Sunday, June 12, 2011

Whew!

So then there was the time I disappeared for two months....

Actually this happens every semester, but this time around it was worse.  Besides finishing up my semester we had to move in time for Trisha to start her new job.  So it went something like: write a page, pack a box, find another apartment lead, repeat.  Everything got done, but not at the level of quality I'd have liked.  But we've signed our new lease (for late July!) and lucked out on the place we picked out.

The move threatened to be epic (reminding me of a river trip put-in I drove when all hell broke loose) but ended up being pretty easy.  Budget, bless their hearts, overbooked their trucks the day we were moving and we drew the long straw.  We ended up making a deal with U-Haul and got out of town the next day but we were a bit stressed since I had to be back to Austin RIGHT after we finished the move, so time was scarce.

On top of the booking part, we started hearing about tornadoes in Alabama and Missouri, then flooding from North to South on the Mississippi, then that I-40 was completely torn up throughout Tennessee.  There was probably a hurricane eminent too.  Basically, there was no safe route to take anywhere in the US.  Even rerouting through Canada (adding an extra 1000 miles probably) would've been dangerous because of weather.  Fortunately we didn't have any trouble the entire trip.  We stayed just ahead and behind crappy weather.

The rough part of the trip was that the truck was longer than we asked for.  That was fine for me, it was like driving a bus with a short trailer...something I've done once or twice in Moab (or perhaps closer to about 350 times per summer).  So it was fine until I got tired and it became Trisha's turn to drive.  She did really well.  Extremely well considering one of our first (and few) construction zones came about 3 miles after she started driving--you know when they put concrete barriers on both sides of your car?  That's what she got, plus the tiniest 6" shoulder on one side.  Brave woman.

My motivation for about 50 miles of our trek

So we made it.  But the next adventure was our first night in Baltimore.  We'd stayed there a month ago looking for apartments, but this time we couldn't get a place downtown.  We used Hotwire to locate a place in NW Baltimore for about $60.  Expensive by my families standards, but that's about as cheap as we could get in any event.  The hotel turned out to be an Econolodge.  This wasn't just any Econolodge.  This was an Econolodge in a sketchy neighborhood where some activist meeting was taking place down the street about 1/2 block, and next door.  Basically there were people out at night on some out-of-the-way suburban street at midnight dressed up.

It turns out some of the hotel rooms were pay-by-the-hour so that just made it all the more interesting.  They also only had a smoking room left, despite our reservation.  That wouldn't have been so bad but I have bad enough allergies as it is, and Trisha doesn't like that smell any more than I do.  Throw in a couple twin-sized beds donated from some barracks during the Korean war (maybe those were the ones my family donated to the Salvation Army after the kids moved out :) ) and we lived out a scene from Leave It To Beaver.  What a night.
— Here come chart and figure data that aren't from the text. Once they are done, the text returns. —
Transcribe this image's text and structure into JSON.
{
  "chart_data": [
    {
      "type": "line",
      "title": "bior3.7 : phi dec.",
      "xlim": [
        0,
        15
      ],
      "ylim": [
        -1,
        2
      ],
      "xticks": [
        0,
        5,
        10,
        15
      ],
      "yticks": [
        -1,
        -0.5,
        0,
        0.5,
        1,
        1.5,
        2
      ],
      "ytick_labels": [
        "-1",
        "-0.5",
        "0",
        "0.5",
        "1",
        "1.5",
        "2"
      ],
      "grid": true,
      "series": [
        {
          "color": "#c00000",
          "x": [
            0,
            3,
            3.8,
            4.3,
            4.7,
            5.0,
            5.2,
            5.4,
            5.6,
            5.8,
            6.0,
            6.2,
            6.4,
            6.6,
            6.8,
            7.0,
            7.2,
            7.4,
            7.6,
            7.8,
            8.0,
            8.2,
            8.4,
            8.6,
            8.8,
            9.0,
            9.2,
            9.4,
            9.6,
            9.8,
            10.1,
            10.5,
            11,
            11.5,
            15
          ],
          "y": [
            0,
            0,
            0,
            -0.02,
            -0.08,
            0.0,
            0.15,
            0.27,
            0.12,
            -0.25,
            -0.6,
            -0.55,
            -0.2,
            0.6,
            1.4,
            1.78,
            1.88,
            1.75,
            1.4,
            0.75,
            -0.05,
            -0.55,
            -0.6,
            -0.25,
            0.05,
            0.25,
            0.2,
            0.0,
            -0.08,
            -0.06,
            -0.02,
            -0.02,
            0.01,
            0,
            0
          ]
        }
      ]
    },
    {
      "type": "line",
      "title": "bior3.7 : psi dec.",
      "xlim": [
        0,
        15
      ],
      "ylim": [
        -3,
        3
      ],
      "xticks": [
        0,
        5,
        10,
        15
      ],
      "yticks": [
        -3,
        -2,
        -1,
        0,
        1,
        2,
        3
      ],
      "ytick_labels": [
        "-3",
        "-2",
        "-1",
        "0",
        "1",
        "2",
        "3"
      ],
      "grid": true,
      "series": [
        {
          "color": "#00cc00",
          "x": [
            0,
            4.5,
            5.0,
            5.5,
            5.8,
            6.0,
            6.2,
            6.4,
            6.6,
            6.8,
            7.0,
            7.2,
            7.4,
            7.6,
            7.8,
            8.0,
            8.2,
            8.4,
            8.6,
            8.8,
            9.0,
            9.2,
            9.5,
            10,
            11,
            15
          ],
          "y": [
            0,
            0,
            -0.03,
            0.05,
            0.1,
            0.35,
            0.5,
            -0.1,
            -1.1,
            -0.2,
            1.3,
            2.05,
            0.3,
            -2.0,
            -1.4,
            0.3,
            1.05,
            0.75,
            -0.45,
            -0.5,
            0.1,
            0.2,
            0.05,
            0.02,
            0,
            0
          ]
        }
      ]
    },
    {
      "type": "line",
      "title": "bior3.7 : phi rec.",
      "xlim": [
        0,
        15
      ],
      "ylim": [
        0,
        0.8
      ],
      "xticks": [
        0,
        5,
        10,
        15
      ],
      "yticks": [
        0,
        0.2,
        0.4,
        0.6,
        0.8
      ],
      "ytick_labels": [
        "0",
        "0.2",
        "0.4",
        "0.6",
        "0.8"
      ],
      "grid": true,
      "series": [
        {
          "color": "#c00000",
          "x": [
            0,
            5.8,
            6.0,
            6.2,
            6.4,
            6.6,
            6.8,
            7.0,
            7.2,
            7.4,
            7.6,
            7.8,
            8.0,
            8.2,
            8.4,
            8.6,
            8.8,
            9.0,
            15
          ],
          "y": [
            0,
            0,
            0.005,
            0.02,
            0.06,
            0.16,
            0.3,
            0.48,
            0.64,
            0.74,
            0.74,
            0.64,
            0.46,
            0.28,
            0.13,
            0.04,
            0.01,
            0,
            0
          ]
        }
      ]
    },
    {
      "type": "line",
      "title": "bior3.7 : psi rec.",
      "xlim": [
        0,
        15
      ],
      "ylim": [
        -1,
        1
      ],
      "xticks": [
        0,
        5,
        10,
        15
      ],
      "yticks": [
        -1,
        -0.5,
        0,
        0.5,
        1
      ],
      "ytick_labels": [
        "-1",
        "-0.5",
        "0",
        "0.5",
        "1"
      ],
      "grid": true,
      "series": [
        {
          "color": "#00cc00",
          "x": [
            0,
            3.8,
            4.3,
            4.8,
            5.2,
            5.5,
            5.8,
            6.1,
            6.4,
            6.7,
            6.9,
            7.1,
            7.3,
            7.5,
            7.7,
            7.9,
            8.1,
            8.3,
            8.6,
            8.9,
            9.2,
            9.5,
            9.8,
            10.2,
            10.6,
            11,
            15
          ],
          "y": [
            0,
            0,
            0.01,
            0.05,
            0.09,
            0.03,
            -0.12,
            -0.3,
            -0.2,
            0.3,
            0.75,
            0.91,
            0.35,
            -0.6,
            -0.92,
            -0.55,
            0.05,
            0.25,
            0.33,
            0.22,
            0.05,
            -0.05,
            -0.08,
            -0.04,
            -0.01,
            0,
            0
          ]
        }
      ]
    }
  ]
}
Morning, really.  A few hours after we went to sleep, someone knocks on the door.  For the first time in my life I'm out cold, dead asleep and enjoying my lack of consciousness immensely.  Trisha, for the first time in her life, was sleeping lightly from nervousness.  The guy keeps pounding on the door.  I actually heard some guy doing this before I went to bed, and then again after Trisha woke me up 2 hours early so we could check out ASAP.  I won't say it was the worst hotel experience I've ever had, but Trisha probably would.  The best part is that Hotwire put us in a Westin Inn the next night for the same price.  HA!

We had a couple days of fun in DC and then I flew back to Austin to work/study half the summer.  I'm living in Trisha's old Co-op house and she's subleasing an apartment in a nice part of town.  We've done fine not missing each other (it's been a week and a half), but going to church feels really weird.  I keep interpreting the casual smile of "hello" as "You sick man!  What have you done to cause your wife to leave you?!"  Thanks to how my mind works, life is far more exciting for me than for most people.